Tournoi des Six Nations 2026 : le Pays de Galles va-t-il sortir de la crise ?
Un an après avoir bouclé le Tournoi des Six Nations 2025 à la dernière place, sans la moindre victoire, le rugby gallois tente de repartir sur de nouvelles bases. L’arrivée de Steve Tandy au poste de sélectionneur et la nomination de Dewi Lake comme capitaine symbolisent ce changement de cap. L’objectif prioritaire de stopper la spirale de défaites et retrouver un minimum de confiance après une période sportive désastreuse.
Un contexte chaotique, sur et en dehors du terrain
Nommé en septembre 2025, Steve Tandy, ancien entraîneur de la défense de l’Écosse et des Lions britanniques, hérite d’une sélection morose. Le Pays de Galles n’a gagné que deux de ses vingt-trois derniers matchs – uniquement contre le Japon – et a terminé le précédent Tournoi avec un différentiel de -119 points.

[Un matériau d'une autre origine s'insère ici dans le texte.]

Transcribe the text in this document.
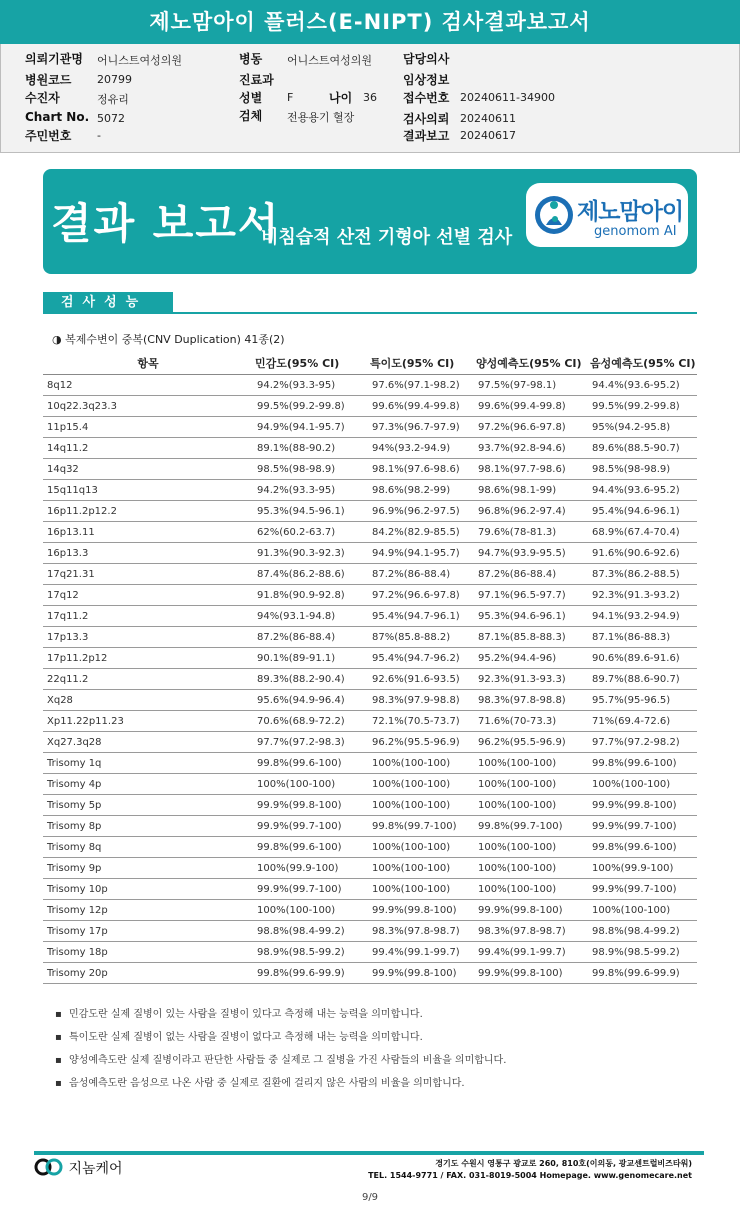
제노맘아이 플러스(E-NIPT) 검사결과보고서
의뢰기관명 어니스트여성의원
병원코드 20799
수진자	정유리
Chart No. 5072
주민번호 -
병동 어니스트여성의원
진료과
성별 F	나이 36
검체 전용용기 혈장
담당의사
임상정보
접수번호 20240611-34900
검사의뢰 20240611
결과보고 20240617
결과 보고서
비침습적 산전 기형아 선별 검사
제노맘아이
genomom AI
검사성능
◑ 복제수변이 중복(CNV Duplication) 41종(2)
항목	민감도(95% CI)	특이도(95% CI)	양성예측도(95% CI)	음성예측도(95% CI)
8q12	94.2%(93.3-95)	97.6%(97.1-98.2)	97.5%(97-98.1)	94.4%(93.6-95.2)
10q22.3q23.3	99.5%(99.2-99.8)	99.6%(99.4-99.8)	99.6%(99.4-99.8)	99.5%(99.2-99.8)
11p15.4	94.9%(94.1-95.7)	97.3%(96.7-97.9)	97.2%(96.6-97.8)	95%(94.2-95.8)
14q11.2	89.1%(88-90.2)	94%(93.2-94.9)	93.7%(92.8-94.6)	89.6%(88.5-90.7)
14q32	98.5%(98-98.9)	98.1%(97.6-98.6)	98.1%(97.7-98.6)	98.5%(98-98.9)
15q11q13	94.2%(93.3-95)	98.6%(98.2-99)	98.6%(98.1-99)	94.4%(93.6-95.2)
16p11.2p12.2	95.3%(94.5-96.1)	96.9%(96.2-97.5)	96.8%(96.2-97.4)	95.4%(94.6-96.1)
16p13.11	62%(60.2-63.7)	84.2%(82.9-85.5)	79.6%(78-81.3)	68.9%(67.4-70.4)
16p13.3	91.3%(90.3-92.3)	94.9%(94.1-95.7)	94.7%(93.9-95.5)	91.6%(90.6-92.6)
17q21.31	87.4%(86.2-88.6)	87.2%(86-88.4)	87.2%(86-88.4)	87.3%(86.2-88.5)
17q12	91.8%(90.9-92.8)	97.2%(96.6-97.8)	97.1%(96.5-97.7)	92.3%(91.3-93.2)
17q11.2	94%(93.1-94.8)	95.4%(94.7-96.1)	95.3%(94.6-96.1)	94.1%(93.2-94.9)
17p13.3	87.2%(86-88.4)	87%(85.8-88.2)	87.1%(85.8-88.3)	87.1%(86-88.3)
17p11.2p12	90.1%(89-91.1)	95.4%(94.7-96.2)	95.2%(94.4-96)	90.6%(89.6-91.6)
22q11.2	89.3%(88.2-90.4)	92.6%(91.6-93.5)	92.3%(91.3-93.3)	89.7%(88.6-90.7)
Xq28	95.6%(94.9-96.4)	98.3%(97.9-98.8)	98.3%(97.8-98.8)	95.7%(95-96.5)
Xp11.22p11.23	70.6%(68.9-72.2)	72.1%(70.5-73.7)	71.6%(70-73.3)	71%(69.4-72.6)
Xq27.3q28	97.7%(97.2-98.3)	96.2%(95.5-96.9)	96.2%(95.5-96.9)	97.7%(97.2-98.2)
Trisomy 1q	99.8%(99.6-100)	100%(100-100)	100%(100-100)	99.8%(99.6-100)
Trisomy 4p	100%(100-100)	100%(100-100)	100%(100-100)	100%(100-100)
Trisomy 5p	99.9%(99.8-100)	100%(100-100)	100%(100-100)	99.9%(99.8-100)
Trisomy 8p	99.9%(99.7-100)	99.8%(99.7-100)	99.8%(99.7-100)	99.9%(99.7-100)
Trisomy 8q	99.8%(99.6-100)	100%(100-100)	100%(100-100)	99.8%(99.6-100)
Trisomy 9p	100%(99.9-100)	100%(100-100)	100%(100-100)	100%(99.9-100)
Trisomy 10p	99.9%(99.7-100)	100%(100-100)	100%(100-100)	99.9%(99.7-100)
Trisomy 12p	100%(100-100)	99.9%(99.8-100)	99.9%(99.8-100)	100%(100-100)
Trisomy 17p	98.8%(98.4-99.2)	98.3%(97.8-98.7)	98.3%(97.8-98.7)	98.8%(98.4-99.2)
Trisomy 18p	98.9%(98.5-99.2)	99.4%(99.1-99.7)	99.4%(99.1-99.7)	98.9%(98.5-99.2)
Trisomy 20p	99.8%(99.6-99.9)	99.9%(99.8-100)	99.9%(99.8-100)	99.8%(99.6-99.9)
▪ 민감도란 실제 질병이 있는 사람을 질병이 있다고 측정해 내는 능력을 의미합니다.
▪ 특이도란 실제 질병이 없는 사람을 질병이 없다고 측정해 내는 능력을 의미합니다.
▪ 양성예측도란 실제 질병이라고 판단한 사람들 중 실제로 그 질병을 가진 사람들의 비율을 의미합니다.
▪ 음성예측도란 음성으로 나온 사람 중 실제로 질환에 걸리지 않은 사람의 비율을 의미합니다.
지놈케어	경기도 수원시 영통구 광교로 260, 810호(이의동, 광교센트럴비즈타워)
TEL. 1544-9771 / FAX. 031-8019-5004 Homepage. www.genomecare.net
9/9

La crise dépasse largement le cadre du XV national. Les provinces engagées dans l’United Rugby Championship traversent elles aussi une période d’instabilité. La fédération galloise a confirmé, fin 2025, la disparition à venir de l’une de ses quatre franchises professionnelles (Cardiff, Ospreys, Scarlets, ou Dragons), décision qui menace directement la compétitivité du rugby local. Le rachat pressenti des Cardiff Blues par l’entreprise Y11 Sports & Media, déjà propriétaire des Ospreys, a par ailleurs suscité un vif débat sur la gouvernance et la transparence du sport au Pays de Galles.
Dans cet environnement tendu, Dewi Lake tente de mobiliser ses troupes autour de la compétition à venir. Pour lui, disputer le Tournoi des Six Nations représente une échappatoire bienvenue, un moment pour se concentrer sur le jeu et atténuer le bruit des polémiques extérieures.
Le retour d’un atout majeur : Louis Rees-Zammit
À seulement 24 ans, Louis Rees-Zammit fait son grand retour dans le groupe gallois après trois ans d’absence. Passé par la NFL en 2024, où il avait tenté l’aventure du football américain, il a finalement retrouvé le rugby courant 2025 et signé avec les Bristol Bears. Désormais utilisé principalement à l’arrière, il conserve la capacité de glisser à l’aile selon les besoins de Tandy. Sa vitesse fulgurante et son sens du spectacle restent précieux pour un XV du Poireau en quête de solutions offensives.
Première mission : éviter la cuillère de bois
Avec dix revers cumulés lors des deux derniers Tournois, les Gallois veulent avant tout cesser cette série noire. Le début de campagne s’annonce pourtant corsé, avec un déplacement à Twickenham pour y affronter l’Angleterre, suivi d’une réception de la France à Cardiff. Deux matchs qui pourraient déjà donner le ton de la compétition.

L’Angleterre a remporté dix de ses douze dernières confrontations contre les Gallois dans le Tournoi, souvent d’une courte marge, mais toujours avec autorité. Le dernier succès gallois à Twickenham remonte à 2015, lors d’un match resté mémorable à la Coupe du Monde de Rugby. Depuis, huit défaites se sont enchaînées, et le XV gallois n’a plus franchi la barre des vingt points marqués contre les Anglais depuis six confrontations.
Les espoirs de victoire se concentrent sur les rencontres suivantes, notamment celles face à l’Écosse (21 février) et à l’Italie (14 mars), deux adversaires à la portée d’une équipe en reconstruction. L’Italie reste d’ailleurs le dernier adversaire battu par le Pays de Galles dans le Tournoi, en mars 2023 – un souvenir lointain d’une époque où les Gallois n’étaient pas encore devenus les lanterne rouges du rugby européen.